As Election Day draws near, Democratic President Barack Obama and Republican candidate Governor Mitt Romney have inundated the media with their positions and plans to address many issues. These issues range from health care to taxes to gender equality to energy sources. But, noticeably absent from the barrage of talking points is the candidates’ view of the Child Welfare system.
This is not at all surprising. Many American citizens have come to accept the government’s interference in family life for the touted goal of “protecting children”. Any claims of bias, personal persecution, racism, classism, abuse of power, or over-reaching by caseworkers, are routinely met with justifications, rationalizations, explanations and/or exaltations that such claims are either isolated or are a necessary evil given what’s at stake. Consequently, few people are offended by the State’s actions taken in the name of child protection… and even fewer people even care to investigate, let alone question these actions.

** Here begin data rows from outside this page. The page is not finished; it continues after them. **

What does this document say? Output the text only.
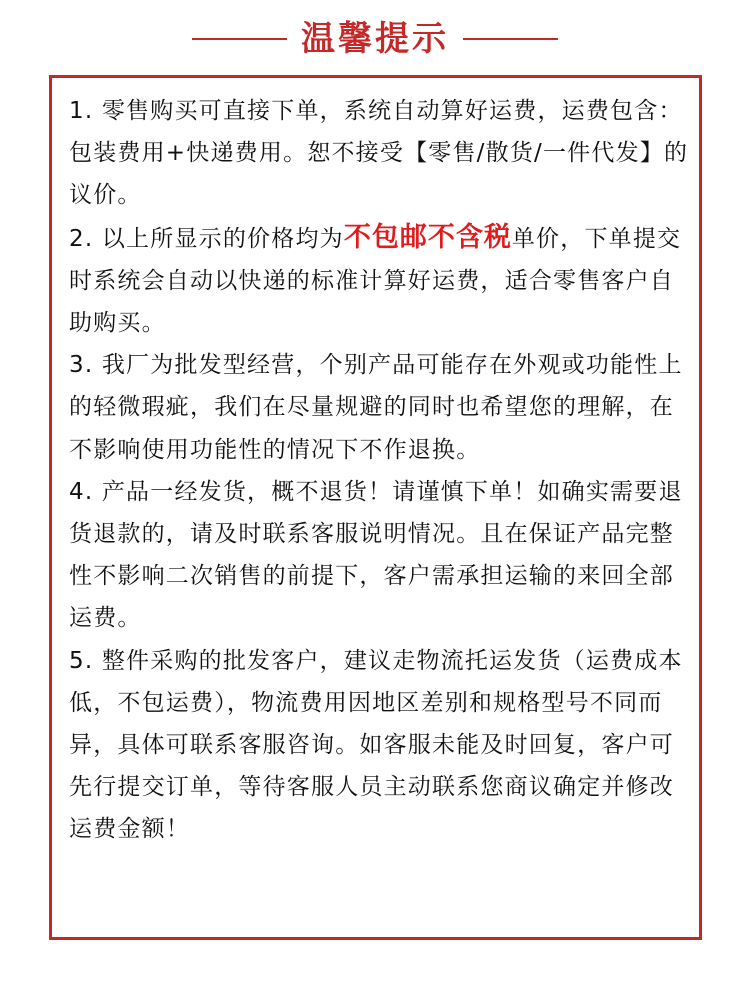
温馨提示

1. 零售购买可直接下单，系统自动算好运费，运费包含：包装费用+快递费用。恕不接受【零售/散货/一件代发】的议价。

2. 以上所显示的价格均为不包邮不含税单价，下单提交时系统会自动以快递的标准计算好运费，适合零售客户自助购买。

3. 我厂为批发型经营，个别产品可能存在外观或功能性上的轻微瑕疵，我们在尽量规避的同时也希望您的理解，在不影响使用功能性的情况下不作退换。

4. 产品一经发货，概不退货！请谨慎下单！如确实需要退货退款的，请及时联系客服说明情况。且在保证产品完整性不影响二次销售的前提下，客户需承担运输的来回全部运费。

5. 整件采购的批发客户，建议走物流托运发货（运费成本低，不包运费），物流费用因地区差别和规格型号不同而异，具体可联系客服咨询。如客服未能及时回复，客户可先行提交订单，等待客服人员主动联系您商议确定并修改运费金额！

So, then, how does one make an informed decision when it is time to vote if neither candidate is even cognizant of the issue? Democrats tend to be more policy-oriented toward those disproportionately affected by the child welfare system – i.e., the poor. Yet, Republicans tend to be more policy-oriented toward limited government intrusion into the autonomy of individuals. There is no right answer.
Perhaps, the question to be answered is not which candidate will be best equipped to improve the Child Welfare system, but rather, which candidate will be open to becoming educated about the inequities of this system. And, truth be told, no political party has a track record to warrant support from those involved in this system if policies designed to improve the system are our measuring stick.